A party claiming tortious interference must demonstrate that the defendant knowingly induced a contracting party to breach its obligations, as established in Texas case law. In this instance, the City terminated the "Blend and Extend" contract in accordance with its terms, and there is no evidence of the City breaching any obligations to Hino. Consequently, Hino failed to present any facts supporting its claims against Constellation for tortious interference, as there was no proof of intentional interference or unlawful acts by Constellation that would have affected a contractual relationship with the City.

Regarding CP&L, it contacted the City about electricity prices following a newspaper article about the City's negotiations with Hino. Cordoba from CP&L, unaware of the "Blend and Extend" contract, was informed by the City Attorney that there was no contract for 2007, which led to a competitive price quote and a contract signed on November 1, 2006. Since the "Blend and Extend" contract had already been validly terminated before this contact, CP&L did not interfere with any existing contract.

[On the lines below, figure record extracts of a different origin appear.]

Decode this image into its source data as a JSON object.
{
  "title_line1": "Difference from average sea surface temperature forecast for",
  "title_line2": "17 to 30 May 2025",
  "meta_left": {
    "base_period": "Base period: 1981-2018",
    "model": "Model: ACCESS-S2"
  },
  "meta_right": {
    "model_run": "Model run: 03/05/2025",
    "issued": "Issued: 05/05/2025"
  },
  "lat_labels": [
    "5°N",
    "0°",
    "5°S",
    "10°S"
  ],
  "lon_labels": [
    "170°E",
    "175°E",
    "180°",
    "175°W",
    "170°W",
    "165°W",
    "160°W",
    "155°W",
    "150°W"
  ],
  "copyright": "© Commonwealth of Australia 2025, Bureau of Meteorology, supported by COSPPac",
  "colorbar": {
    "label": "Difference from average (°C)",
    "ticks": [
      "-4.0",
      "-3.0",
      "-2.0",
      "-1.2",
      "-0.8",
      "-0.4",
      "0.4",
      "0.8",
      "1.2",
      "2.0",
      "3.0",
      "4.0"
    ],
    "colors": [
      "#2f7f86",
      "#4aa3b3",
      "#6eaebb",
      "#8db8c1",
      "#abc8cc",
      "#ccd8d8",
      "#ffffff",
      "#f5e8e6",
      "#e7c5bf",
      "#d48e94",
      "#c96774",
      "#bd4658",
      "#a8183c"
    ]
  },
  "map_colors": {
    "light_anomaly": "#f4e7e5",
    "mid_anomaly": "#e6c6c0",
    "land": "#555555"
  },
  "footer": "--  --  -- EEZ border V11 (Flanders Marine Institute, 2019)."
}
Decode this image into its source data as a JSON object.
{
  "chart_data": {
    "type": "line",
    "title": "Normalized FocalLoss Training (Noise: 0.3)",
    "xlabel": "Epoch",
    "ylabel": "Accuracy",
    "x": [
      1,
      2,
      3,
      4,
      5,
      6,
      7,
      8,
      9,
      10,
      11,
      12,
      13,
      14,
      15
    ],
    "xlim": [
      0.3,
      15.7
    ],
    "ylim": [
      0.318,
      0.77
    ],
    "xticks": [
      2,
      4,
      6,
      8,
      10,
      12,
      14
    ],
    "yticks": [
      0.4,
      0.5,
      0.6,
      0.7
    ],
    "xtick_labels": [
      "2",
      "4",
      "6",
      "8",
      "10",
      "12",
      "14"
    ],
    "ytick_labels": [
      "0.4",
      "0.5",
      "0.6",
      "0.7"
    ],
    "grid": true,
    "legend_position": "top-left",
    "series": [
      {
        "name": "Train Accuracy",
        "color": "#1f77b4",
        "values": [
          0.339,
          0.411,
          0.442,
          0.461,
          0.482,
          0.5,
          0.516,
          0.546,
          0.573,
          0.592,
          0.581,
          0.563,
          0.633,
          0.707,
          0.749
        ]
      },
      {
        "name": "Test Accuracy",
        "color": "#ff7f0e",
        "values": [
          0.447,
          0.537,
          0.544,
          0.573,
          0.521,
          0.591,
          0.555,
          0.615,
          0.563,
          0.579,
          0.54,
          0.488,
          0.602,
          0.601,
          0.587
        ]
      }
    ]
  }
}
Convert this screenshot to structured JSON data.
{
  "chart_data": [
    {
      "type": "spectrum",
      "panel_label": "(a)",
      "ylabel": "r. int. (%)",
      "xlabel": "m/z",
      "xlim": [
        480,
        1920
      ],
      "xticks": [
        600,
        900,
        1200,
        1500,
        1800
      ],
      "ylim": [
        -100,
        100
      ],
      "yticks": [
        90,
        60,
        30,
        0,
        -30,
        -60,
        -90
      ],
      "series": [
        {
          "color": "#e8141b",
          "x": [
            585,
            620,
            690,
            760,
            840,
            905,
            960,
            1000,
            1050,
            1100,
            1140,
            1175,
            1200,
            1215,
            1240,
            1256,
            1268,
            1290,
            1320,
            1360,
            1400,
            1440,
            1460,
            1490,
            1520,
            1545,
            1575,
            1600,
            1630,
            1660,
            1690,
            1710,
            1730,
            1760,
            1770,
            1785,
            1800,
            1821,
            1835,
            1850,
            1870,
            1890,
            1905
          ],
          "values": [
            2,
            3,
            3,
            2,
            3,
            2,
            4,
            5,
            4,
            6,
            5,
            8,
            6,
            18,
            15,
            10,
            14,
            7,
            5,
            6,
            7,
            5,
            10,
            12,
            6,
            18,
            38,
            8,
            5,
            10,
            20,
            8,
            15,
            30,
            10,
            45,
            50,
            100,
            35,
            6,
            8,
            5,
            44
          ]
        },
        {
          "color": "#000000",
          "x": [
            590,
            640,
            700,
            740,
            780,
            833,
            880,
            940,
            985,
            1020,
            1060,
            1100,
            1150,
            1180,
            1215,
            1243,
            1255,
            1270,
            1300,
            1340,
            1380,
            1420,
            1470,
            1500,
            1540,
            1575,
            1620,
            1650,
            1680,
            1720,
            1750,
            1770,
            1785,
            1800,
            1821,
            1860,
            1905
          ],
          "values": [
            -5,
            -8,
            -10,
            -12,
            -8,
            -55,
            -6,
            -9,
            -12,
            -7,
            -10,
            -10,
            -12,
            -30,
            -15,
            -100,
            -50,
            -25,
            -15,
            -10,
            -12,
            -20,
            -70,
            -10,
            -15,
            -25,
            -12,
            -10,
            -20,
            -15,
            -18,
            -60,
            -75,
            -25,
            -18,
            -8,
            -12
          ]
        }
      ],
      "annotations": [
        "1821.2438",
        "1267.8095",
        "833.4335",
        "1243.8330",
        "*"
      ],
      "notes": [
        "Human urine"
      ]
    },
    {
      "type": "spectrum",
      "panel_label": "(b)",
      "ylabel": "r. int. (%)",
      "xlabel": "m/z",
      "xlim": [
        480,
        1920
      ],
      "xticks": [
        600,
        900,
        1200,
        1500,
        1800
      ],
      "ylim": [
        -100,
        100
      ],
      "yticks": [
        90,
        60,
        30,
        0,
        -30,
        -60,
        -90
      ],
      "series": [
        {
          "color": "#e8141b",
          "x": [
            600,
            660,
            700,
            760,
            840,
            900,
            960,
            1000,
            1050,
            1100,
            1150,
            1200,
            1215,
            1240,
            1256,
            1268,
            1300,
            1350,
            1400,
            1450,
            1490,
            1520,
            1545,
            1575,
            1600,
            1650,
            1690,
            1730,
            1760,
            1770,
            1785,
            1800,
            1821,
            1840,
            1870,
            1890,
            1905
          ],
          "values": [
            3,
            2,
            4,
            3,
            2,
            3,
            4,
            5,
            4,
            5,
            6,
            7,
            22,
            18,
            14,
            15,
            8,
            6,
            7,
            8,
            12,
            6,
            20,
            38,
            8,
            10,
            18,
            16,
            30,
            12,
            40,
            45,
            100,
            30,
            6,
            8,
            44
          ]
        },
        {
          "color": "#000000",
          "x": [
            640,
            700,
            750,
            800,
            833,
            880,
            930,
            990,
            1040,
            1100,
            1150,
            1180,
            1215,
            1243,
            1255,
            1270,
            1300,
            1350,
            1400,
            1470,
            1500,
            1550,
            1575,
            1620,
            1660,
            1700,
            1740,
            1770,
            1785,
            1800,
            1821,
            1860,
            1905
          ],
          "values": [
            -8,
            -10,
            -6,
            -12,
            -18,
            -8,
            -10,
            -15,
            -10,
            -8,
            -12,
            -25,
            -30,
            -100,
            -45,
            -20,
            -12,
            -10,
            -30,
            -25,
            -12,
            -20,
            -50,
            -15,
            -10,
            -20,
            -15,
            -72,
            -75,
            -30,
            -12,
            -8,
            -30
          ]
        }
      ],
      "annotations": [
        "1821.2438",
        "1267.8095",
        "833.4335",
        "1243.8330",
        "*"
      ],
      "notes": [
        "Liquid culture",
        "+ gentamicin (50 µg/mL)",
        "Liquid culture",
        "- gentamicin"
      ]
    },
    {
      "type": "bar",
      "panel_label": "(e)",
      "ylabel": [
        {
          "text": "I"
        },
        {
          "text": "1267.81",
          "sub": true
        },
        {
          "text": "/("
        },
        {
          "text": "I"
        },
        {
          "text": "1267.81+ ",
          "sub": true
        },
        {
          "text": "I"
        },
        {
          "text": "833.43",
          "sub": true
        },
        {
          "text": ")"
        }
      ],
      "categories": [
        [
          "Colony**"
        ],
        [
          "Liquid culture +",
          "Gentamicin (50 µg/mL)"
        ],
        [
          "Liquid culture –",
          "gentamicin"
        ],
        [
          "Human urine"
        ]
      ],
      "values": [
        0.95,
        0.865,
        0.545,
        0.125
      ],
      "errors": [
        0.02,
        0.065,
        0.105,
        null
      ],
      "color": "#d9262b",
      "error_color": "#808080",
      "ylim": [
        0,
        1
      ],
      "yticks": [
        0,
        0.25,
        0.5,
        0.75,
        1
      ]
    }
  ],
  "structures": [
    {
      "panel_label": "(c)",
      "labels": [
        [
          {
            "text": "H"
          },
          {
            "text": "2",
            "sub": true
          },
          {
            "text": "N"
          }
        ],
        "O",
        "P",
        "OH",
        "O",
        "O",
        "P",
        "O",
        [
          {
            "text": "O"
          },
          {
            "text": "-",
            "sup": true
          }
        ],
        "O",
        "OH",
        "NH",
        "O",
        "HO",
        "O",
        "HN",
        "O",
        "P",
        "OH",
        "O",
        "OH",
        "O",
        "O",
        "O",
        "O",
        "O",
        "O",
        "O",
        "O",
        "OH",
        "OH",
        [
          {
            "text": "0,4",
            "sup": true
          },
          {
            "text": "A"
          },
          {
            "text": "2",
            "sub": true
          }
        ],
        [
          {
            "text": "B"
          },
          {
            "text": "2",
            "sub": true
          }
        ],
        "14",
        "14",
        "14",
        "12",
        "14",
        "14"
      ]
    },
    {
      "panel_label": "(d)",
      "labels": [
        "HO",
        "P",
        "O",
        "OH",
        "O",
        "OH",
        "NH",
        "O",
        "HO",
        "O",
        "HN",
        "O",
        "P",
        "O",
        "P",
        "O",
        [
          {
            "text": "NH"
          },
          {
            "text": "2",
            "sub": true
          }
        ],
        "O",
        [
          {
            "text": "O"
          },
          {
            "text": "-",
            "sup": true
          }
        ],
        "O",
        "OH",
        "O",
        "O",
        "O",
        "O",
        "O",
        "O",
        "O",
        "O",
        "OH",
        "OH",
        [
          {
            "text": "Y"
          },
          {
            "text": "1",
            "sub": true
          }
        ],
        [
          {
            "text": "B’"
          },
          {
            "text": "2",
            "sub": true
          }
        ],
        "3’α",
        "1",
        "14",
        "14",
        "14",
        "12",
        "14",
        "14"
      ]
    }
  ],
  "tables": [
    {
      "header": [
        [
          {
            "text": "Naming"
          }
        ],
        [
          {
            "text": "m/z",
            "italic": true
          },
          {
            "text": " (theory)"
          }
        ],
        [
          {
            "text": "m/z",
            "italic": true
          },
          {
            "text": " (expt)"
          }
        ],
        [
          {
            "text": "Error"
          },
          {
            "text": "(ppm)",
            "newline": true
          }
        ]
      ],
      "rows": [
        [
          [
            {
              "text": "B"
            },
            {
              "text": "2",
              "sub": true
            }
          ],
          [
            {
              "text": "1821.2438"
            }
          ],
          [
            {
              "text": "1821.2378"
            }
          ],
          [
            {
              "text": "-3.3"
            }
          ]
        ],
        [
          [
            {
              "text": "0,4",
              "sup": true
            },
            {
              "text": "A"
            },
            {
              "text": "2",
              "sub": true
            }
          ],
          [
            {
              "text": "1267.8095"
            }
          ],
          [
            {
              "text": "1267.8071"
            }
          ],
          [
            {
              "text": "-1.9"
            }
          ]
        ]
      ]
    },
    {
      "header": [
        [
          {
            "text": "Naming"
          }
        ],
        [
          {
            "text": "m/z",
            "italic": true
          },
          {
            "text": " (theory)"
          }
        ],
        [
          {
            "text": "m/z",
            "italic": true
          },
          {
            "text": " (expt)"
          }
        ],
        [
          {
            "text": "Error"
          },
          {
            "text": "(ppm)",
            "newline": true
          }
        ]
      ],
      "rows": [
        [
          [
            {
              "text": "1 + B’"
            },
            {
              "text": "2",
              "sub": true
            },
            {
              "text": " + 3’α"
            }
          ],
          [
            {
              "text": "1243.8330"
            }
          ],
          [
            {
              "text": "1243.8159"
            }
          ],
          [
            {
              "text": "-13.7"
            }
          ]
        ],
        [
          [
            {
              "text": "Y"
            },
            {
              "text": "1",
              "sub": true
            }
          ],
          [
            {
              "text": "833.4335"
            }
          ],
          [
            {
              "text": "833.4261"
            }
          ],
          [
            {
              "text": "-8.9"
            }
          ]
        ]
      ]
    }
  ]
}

Therefore, for a claim of tortious interference to be valid, there must be evidence of an existing contract that the alleged interference affects.

Until a contract is terminated, it remains valid, and third parties cannot tortiously interfere with it. Tortious interference requires affirmative actions that induce a breach, such as offering better terms or incentives. Hino failed to present evidence of intentional interference by CP&L regarding its contractual relationship with the City, leading to the trial court's directed verdict in favor of CP&L. Hino's appeal was overruled, affirming the trial court's judgment. The City had limitations on contract duration, agreeing to a nine-month "Blend and Extend" option drafted by its attorney, although signed later. Hino’s claims against the City were separated from those against Constellation and CP&L, with summary judgment granted for the City. During cross-examination, it was noted that energy providers generally rely on customer representations regarding existing contracts rather than conducting open-records requests. Constellation’s standard contract requires customers to warrant non-interference with other agreements.